“When I was teaching basketball, I urged my players to try their hardest to improve on that very day, to make that practice a masterpiece. Too often we get distracted by what is outside our control. You can’t do anything about yesterday. The door to the past has been shut and the key thrown away. You can do nothing about tomorrow. It is yet to come. However, tomorrow is in large part determined by what you do today. So make today a masterpiece… This rule is even more important in life than in basketball. You have to apply yourself each day to become a little better. By applying yourself to the task of becoming a little better each and every day over a period of time, you will become a lot better.
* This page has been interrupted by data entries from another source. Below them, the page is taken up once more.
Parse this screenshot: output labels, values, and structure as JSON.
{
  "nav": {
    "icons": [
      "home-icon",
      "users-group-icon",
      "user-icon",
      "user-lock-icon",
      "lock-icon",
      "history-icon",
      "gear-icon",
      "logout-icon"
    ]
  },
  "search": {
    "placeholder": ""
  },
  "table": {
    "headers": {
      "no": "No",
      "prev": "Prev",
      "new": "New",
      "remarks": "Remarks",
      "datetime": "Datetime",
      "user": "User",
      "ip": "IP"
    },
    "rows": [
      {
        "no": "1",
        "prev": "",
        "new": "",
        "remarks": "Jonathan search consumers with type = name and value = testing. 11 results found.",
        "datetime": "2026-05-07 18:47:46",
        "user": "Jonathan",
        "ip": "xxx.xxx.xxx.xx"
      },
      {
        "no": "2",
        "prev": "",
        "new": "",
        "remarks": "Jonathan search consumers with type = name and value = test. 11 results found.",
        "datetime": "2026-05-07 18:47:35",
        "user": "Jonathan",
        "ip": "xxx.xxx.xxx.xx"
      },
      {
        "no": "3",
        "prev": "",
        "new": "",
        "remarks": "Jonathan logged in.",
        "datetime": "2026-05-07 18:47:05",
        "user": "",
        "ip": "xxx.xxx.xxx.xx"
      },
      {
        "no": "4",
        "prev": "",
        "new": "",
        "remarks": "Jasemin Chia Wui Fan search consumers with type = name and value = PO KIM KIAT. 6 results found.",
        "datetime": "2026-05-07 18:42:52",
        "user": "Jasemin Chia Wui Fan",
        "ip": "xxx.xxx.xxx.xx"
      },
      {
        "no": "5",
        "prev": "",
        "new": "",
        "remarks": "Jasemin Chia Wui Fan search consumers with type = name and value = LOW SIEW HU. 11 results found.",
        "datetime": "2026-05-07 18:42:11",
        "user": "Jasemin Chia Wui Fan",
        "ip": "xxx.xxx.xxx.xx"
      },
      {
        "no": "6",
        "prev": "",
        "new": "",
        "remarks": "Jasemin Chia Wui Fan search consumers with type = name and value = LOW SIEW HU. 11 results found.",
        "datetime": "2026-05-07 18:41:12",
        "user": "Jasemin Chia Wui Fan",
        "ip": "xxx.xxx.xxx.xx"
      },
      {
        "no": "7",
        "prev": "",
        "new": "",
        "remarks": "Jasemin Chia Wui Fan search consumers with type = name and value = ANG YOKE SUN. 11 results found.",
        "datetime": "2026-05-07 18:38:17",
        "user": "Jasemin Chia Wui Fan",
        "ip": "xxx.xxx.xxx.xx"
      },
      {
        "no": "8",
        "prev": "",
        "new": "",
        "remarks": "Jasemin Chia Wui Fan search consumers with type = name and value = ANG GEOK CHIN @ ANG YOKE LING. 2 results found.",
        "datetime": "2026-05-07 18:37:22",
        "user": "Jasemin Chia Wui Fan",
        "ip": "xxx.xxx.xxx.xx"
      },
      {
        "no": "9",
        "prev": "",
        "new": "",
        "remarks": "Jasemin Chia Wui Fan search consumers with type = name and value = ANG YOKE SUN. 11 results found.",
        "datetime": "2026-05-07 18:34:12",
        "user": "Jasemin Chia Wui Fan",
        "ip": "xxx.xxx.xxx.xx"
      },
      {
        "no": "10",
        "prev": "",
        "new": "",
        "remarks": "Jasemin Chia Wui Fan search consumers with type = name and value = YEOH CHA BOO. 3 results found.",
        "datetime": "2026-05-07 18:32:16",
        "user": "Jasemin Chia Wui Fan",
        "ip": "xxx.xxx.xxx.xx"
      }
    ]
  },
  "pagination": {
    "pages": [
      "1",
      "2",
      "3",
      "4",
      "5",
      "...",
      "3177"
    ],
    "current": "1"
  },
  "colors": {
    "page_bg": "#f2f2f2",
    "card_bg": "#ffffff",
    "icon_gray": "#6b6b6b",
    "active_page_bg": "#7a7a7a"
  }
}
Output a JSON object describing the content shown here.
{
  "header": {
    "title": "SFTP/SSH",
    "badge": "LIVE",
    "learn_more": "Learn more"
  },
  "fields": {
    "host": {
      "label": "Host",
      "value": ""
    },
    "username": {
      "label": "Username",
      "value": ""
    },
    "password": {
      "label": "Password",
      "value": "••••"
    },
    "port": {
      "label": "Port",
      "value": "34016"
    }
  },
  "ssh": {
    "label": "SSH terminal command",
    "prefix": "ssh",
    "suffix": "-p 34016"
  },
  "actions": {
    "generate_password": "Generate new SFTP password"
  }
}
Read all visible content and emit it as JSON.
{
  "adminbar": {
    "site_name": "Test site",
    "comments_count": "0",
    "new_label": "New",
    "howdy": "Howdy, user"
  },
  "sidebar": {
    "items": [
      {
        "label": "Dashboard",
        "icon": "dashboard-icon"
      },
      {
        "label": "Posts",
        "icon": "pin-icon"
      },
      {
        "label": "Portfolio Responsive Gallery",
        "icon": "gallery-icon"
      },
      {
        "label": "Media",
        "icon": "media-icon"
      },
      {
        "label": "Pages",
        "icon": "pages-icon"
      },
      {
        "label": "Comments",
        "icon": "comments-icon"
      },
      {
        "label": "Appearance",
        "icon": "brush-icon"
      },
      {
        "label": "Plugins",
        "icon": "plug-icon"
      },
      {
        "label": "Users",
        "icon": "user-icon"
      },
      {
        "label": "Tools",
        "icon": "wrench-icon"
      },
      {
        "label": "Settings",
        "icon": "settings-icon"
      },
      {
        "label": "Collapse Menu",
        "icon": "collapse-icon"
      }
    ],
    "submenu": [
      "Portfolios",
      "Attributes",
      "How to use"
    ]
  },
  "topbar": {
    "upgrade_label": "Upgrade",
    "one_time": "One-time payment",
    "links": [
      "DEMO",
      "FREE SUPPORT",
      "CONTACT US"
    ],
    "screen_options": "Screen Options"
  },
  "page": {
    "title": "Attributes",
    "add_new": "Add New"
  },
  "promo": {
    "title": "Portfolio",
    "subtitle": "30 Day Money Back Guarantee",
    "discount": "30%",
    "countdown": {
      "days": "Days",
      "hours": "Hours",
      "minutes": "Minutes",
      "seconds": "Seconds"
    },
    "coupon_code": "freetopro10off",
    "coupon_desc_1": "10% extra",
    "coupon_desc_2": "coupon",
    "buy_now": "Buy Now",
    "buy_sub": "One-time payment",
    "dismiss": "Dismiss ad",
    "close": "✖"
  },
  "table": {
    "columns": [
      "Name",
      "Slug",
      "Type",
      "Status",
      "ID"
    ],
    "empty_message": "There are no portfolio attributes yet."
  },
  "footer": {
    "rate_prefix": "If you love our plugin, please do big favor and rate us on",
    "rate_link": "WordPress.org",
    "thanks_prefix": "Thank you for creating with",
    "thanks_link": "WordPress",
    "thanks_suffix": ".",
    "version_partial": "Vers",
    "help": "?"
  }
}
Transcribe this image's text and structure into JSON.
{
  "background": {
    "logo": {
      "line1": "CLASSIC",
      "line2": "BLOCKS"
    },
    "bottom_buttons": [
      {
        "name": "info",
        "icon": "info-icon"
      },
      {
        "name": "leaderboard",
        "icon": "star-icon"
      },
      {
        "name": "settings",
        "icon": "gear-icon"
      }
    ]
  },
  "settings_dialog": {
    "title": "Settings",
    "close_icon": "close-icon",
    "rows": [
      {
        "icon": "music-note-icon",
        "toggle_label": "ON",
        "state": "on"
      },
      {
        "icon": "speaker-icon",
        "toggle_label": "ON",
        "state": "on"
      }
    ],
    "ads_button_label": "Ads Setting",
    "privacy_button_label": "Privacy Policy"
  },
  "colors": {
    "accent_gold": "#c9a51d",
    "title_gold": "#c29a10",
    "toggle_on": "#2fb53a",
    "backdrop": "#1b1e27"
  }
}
Only then will you be able to approach being the best you can be.” ~ John Wooden
“The more alive we feel, the more we can contribute to the lives of others.” ~ Ken Robinson, The Element
“A strong man cannot help a weaker unless that weaker is willing to be helped, and even then the weak man must become strong of himself; he must, by his own efforts, develop the strength which he admires in another. None but himself can alter his condition.” ~ James Allen, As a Man Thinketh
“Don’t be ashamed to need help. Like a soldier storming a wall, you have a mission to accomplish. And if you’ve been wounded and you need a comrade to pull you up? So what?” ~ Marcus Aurelius, Meditations
“We’re not in it for the short game, we’re in it for the long game. It can be hard to figure out which change to make right now, because that means giving up lots of other important changes. And I’ve seen people agonize over which change to make first, because they think the order matters. Sure, maybe it would be optimal to learn to meditate first, before making eating changes, but you know what’s not optimal? Making no changes. Over the long term, if you pick one small change at a time, you’ll have all the important habits formed. So honestly, just pick the one you feel like doing the most — the one that you’ll enjoy most.” ~ Leo Babauta, Zen Habits
“When you make a small change, your ‘normal’ adjusts. Imagine that you’re used to a whole set of conditions — if you deviate from those conditions very much, you will be uncomfortable. Going to live in a foreign country where you don’t speak the language, don’t know anyone, aren’t used to the food, don’t understand the customs, don’t have the same kind of home you’re used to … this can be very difficult. But if you make one tiny change, it’s not very uncomfortable. And after a month or two, you adapt to this tiny change, and it becomes part of the conditions that you’re used to. Your new normal. Changing your life in small steps like this, one small change at a time, is much easier and much more likely to succeed than making multiple huge changes all at once. Gradually change your normal.” ~ Leo Babauta, Zen Habits
“Without the veil of envy, without the mirrors of comparison, without the torture of judgment, I saw the truth clearly: I was not where I wanted to be because I was not who I needed to become.” ~ Angela Turpin, Tiny Buddha
“The mediocre mind has no capacity for understanding. It is stuck somewhere near thirteen years in its mental age, or even below it. The person may be forty, fifty, seventy years old – that does not matter, that is the physical age. He has been growing old, but he has not been growing up. You should note the distinction. Growing old, every animal does. Growing up, only a few human beings manage.”